Maverik is a spelling variant of Maverick, from an English surname meaning an independent or nonconforming person.
Few names have an etymology as delightfully specific as Maverick. The word entered American English through Samuel Augustus Maverick, a nineteenth-century Texas lawyer and rancher who, unlike his neighbors, declined to brand his cattle. Neighboring ranchers began calling any unbranded steer a maverick, and by extension the word attached itself to any person who refuses to follow the herd — independent, unorthodox, self-determining.
It is one of the rare given names that is also an English common noun, carrying its meaning openly on its sleeve. As a given name, Maverick rode into popular culture on the back of the 1957 Western television series starring James Garner as the charming, anti-heroic gambler Bret Maverick, and it surged again decades later with the 1986 film Top Gun, whose protagonist Pete Mitchell bore the callsign Maverick. The name entered serious given-name usage in the early 2000s and climbed rapidly through American popularity charts, becoming a top-fifty boys' name by the 2010s.

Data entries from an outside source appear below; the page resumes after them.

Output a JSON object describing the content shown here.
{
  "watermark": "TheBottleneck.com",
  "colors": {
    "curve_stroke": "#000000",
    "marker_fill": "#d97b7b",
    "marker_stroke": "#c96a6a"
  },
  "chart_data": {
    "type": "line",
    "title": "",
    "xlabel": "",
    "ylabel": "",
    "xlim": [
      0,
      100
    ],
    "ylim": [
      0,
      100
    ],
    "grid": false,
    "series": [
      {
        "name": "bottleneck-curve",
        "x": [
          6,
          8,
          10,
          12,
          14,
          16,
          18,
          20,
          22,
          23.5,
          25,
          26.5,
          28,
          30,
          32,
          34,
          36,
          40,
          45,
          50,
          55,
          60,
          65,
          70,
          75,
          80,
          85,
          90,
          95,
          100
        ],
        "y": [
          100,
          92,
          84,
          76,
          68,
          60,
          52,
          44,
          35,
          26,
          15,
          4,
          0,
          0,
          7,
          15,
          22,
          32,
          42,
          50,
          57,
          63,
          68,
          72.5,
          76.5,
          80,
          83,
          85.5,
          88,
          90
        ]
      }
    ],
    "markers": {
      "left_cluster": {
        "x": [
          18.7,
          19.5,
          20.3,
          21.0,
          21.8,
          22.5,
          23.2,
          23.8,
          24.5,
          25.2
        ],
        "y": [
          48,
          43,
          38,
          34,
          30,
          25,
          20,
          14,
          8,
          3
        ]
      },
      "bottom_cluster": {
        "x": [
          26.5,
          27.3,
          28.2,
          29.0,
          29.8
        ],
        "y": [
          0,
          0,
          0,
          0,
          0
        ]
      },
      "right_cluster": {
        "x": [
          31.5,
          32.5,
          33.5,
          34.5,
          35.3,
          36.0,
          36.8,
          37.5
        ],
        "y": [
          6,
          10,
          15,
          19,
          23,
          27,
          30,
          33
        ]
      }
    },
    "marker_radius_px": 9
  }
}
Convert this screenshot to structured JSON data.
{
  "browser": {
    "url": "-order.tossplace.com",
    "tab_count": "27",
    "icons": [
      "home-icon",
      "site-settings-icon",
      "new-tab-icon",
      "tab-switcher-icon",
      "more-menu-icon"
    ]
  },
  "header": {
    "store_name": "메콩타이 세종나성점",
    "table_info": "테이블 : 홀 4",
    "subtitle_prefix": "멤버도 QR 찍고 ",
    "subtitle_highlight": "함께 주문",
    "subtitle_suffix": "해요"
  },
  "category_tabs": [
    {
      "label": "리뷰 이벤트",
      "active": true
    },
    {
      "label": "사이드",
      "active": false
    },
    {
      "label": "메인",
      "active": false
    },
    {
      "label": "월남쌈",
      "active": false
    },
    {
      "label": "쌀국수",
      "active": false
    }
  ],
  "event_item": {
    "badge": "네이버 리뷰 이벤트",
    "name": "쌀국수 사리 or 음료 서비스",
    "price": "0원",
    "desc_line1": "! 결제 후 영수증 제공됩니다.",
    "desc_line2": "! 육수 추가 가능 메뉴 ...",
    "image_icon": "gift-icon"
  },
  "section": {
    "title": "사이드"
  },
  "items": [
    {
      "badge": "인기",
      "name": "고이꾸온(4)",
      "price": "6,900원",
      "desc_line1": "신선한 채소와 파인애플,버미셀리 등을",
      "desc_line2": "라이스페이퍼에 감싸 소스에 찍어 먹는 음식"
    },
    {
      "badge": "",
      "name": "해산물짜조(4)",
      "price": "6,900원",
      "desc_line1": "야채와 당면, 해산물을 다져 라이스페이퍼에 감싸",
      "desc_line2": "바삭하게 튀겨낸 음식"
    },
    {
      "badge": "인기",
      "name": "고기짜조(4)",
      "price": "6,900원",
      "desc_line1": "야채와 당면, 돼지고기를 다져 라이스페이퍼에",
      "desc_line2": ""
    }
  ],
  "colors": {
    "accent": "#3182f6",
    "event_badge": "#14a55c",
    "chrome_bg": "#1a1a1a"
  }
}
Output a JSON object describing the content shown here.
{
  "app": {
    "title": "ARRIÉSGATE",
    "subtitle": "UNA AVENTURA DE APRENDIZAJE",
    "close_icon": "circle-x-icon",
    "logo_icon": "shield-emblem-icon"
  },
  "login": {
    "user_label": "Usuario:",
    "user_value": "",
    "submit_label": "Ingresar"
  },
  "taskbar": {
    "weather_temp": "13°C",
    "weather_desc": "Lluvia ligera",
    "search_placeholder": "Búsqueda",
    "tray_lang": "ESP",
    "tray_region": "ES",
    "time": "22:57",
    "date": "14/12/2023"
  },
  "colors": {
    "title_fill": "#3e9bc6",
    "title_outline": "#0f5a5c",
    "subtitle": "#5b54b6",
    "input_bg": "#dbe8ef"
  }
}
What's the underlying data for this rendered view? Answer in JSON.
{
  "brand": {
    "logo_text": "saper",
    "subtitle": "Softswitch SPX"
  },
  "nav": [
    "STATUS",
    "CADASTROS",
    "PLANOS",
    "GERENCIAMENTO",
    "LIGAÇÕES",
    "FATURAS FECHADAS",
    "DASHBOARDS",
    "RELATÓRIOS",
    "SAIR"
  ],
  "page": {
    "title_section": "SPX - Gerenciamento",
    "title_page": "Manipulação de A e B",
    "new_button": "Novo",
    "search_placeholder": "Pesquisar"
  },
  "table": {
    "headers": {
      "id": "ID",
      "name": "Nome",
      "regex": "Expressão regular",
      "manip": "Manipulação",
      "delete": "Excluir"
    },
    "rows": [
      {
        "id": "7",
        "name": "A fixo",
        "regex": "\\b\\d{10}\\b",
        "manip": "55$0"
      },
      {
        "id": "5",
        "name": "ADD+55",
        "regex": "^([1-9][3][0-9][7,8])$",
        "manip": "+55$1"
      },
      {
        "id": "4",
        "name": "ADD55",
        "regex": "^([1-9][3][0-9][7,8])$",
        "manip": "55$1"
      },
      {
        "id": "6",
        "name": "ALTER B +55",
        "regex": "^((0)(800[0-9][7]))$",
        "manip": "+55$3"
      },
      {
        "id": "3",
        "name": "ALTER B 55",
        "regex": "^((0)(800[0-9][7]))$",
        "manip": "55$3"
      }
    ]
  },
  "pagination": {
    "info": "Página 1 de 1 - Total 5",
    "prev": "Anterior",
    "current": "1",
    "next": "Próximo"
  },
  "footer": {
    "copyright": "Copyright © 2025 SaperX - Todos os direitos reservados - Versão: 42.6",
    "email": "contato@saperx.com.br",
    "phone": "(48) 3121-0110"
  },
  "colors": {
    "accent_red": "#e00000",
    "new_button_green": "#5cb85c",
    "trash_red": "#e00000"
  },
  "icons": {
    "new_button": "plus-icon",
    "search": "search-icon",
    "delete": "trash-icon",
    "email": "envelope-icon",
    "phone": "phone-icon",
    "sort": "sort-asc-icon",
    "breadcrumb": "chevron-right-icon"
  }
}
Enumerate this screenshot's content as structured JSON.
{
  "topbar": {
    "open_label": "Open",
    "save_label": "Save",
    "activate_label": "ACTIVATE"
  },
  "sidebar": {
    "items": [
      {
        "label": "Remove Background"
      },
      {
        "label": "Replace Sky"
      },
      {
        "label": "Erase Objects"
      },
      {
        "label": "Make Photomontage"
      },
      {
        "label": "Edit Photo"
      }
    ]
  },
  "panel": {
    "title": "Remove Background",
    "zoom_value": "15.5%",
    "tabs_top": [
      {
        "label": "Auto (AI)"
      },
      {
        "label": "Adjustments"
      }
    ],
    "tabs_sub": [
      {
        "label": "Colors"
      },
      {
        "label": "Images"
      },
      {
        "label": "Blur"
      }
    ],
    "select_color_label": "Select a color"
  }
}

The alternate spelling Maverik — dropping the c — strips away any dictionary-word connotation and makes the name feel more proper, more personal, less definitional. Maverik speaks to a distinctly American set of values: individualism, frontier spirit, the romantic notion that the right person standing apart from convention will ultimately be proved correct. Parents choosing it are often declaring an aspiration — that their child will chart his own course, resist conformity, and make his own rules. Whether the child lives up to that billing or becomes an accountant in Omaha, the name will forever suggest a person who saddles up alone and rides toward the horizon.